Alla luce della natura localmente aggressiva dei sarcomi cardiaci primari, il trapianto di cuore è stato suggerito come approccio curativo alla malattia. Tuttavia, un piccolo numero di casi di studio ha dimostrato che il trapianto cardiaco porta a un limitato miglioramento della sopravvivenza, con pazienti che soccombono a una malattia metastatica o a complicanze correlate al trapianto entro 2-4 anni (14-16). Uberfuhr et al. trapianto cardiaco combinato con terapia neoadiuvante o adiuvante nel tentativo di controllare la diffusione ematologica in 4 pazienti. Sfortunatamente, tre dei quattro pazienti sono morti per metastasi a distanza entro 2 anni mentre il quarto paziente è morto 37 mesi dopo l’intervento per insufficienza cardiaca destra senza progressione della malattia (14). Considerando il numero estremamente ridotto di pazienti in questi casi di studio, l’efficacia del trapianto non può essere adeguatamente valutata. Alla luce della scarsità di donatori di cuore disponibili, è improbabile che il trapianto di cuore sia ampiamente accettato nella gestione del sarcoma cardiaco.

Questo studio ha diverse limitazioni. In primo luogo, anche se il nostro studio ha una popolazione molto più grande rispetto ad altre serie di sarcomi cardiaci, i numeri dei pazienti sono ancora piccoli. In secondo luogo, anche se il database VEGGENTE rappresenta uno strumento unico per lo studio di neoplasie non comuni, non fornisce tutte le caratteristiche che possono influire sulle decisioni di sopravvivenza e trattamento. Ad esempio, le comorbilità dei pazienti e lo stato del margine di resezione possono avere un profondo impatto sia sui risultati che sulle decisioni di gestione, ma non vengono catturati nel database SEER.

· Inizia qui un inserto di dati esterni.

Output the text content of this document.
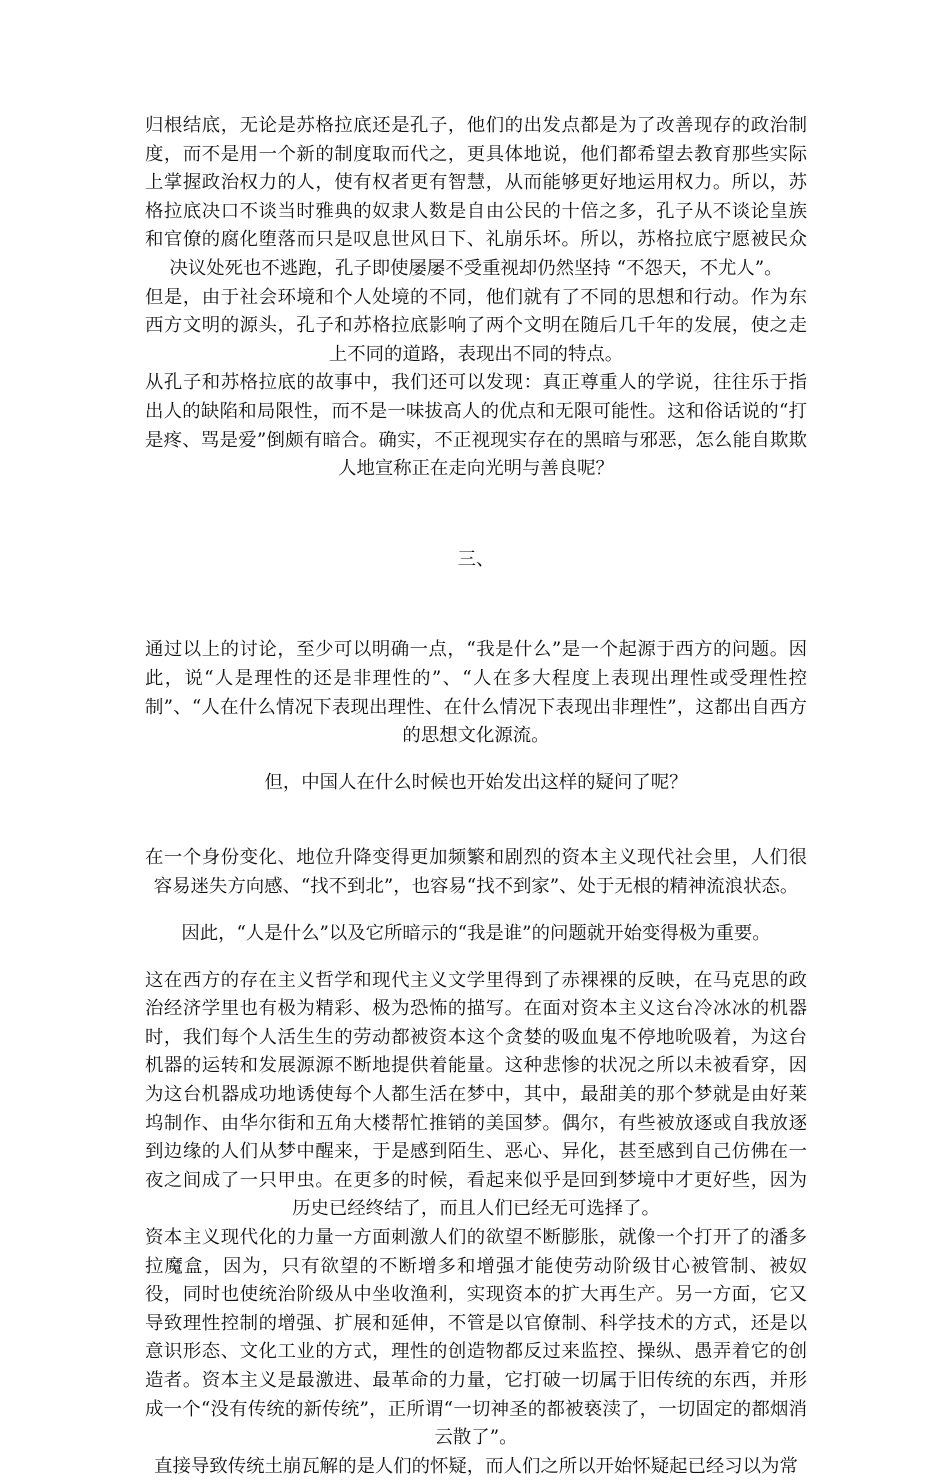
归根结底，无论是苏格拉底还是孔子，他们的出发点都是为了改善现存的政治制度，而不是用一个新的制度取而代之，更具体地说，他们都希望去教育那些实际上掌握政治权力的人，使有权者更有智慧，从而能够更好地运用权力。所以，苏格拉底决口不谈当时雅典的奴隶人数是自由公民的十倍之多，孔子从不谈论皇族和官僚的腐化堕落而只是叹息世风日下、礼崩乐坏。所以，苏格拉底宁愿被民众决议处死也不逃跑，孔子即使屡屡不受重视却仍然坚持 “不怨天，不尤人”。

但是，由于社会环境和个人处境的不同，他们就有了不同的思想和行动。作为东西方文明的源头，孔子和苏格拉底影响了两个文明在随后几千年的发展，使之走上不同的道路，表现出不同的特点。

从孔子和苏格拉底的故事中，我们还可以发现：真正尊重人的学说，往往乐于指出人的缺陷和局限性，而不是一味拔高人的优点和无限可能性。这和俗话说的“打是疼、骂是爱”倒颇有暗合。确实，不正视现实存在的黑暗与邪恶，怎么能自欺欺人地宣称正在走向光明与善良呢？

三、

通过以上的讨论，至少可以明确一点，“我是什么”是一个起源于西方的问题。因此，说“人是理性的还是非理性的”、“人在多大程度上表现出理性或受理性控制”、“人在什么情况下表现出理性、在什么情况下表现出非理性”，这都出自西方的思想文化源流。

但，中国人在什么时候也开始发出这样的疑问了呢？

在一个身份变化、地位升降变得更加频繁和剧烈的资本主义现代社会里，人们很容易迷失方向感、“找不到北”，也容易“找不到家”、处于无根的精神流浪状态。

因此，“人是什么”以及它所暗示的“我是谁”的问题就开始变得极为重要。

这在西方的存在主义哲学和现代主义文学里得到了赤裸裸的反映，在马克思的政治经济学里也有极为精彩、极为恐怖的描写。在面对资本主义这台冷冰冰的机器时，我们每个人活生生的劳动都被资本这个贪婪的吸血鬼不停地吮吸着，为这台机器的运转和发展源源不断地提供着能量。这种悲惨的状况之所以未被看穿，因为这台机器成功地诱使每个人都生活在梦中，其中，最甜美的那个梦就是由好莱坞制作、由华尔街和五角大楼帮忙推销的美国梦。偶尔，有些被放逐或自我放逐到边缘的人们从梦中醒来，于是感到陌生、恶心、异化，甚至感到自己仿佛在一夜之间成了一只甲虫。在更多的时候，看起来似乎是回到梦境中才更好些，因为历史已经终结了，而且人们已经无可选择了。

资本主义现代化的力量一方面刺激人们的欲望不断膨胀，就像一个打开了的潘多拉魔盒，因为，只有欲望的不断增多和增强才能使劳动阶级甘心被管制、被奴役，同时也使统治阶级从中坐收渔利，实现资本的扩大再生产。另一方面，它又导致理性控制的增强、扩展和延伸，不管是以官僚制、科学技术的方式，还是以意识形态、文化工业的方式，理性的创造物都反过来监控、操纵、愚弄着它的创造者。资本主义是最激进、最革命的力量，它打破一切属于旧传统的东西，并形成一个“没有传统的新传统”，正所谓“一切神圣的都被亵渎了，一切固定的都烟消云散了”。

直接导致传统土崩瓦解的是人们的怀疑，而人们之所以开始怀疑起已经习以为常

In sintesi, i sarcomi cardiaci sono un sottoinsieme raro e distinto di sarcomi. Sfortunatamente, la scarsa sopravvivenza è la regola. La chirurgia rimane il trattamento primario per il controllo locale e la sopravvivenza in questi pazienti. Tuttavia, l’uso delle terapie adiuvanti dovrebbe essere considerato su una base individualizzata particolarmente nell’ambito della malattia non resecabile.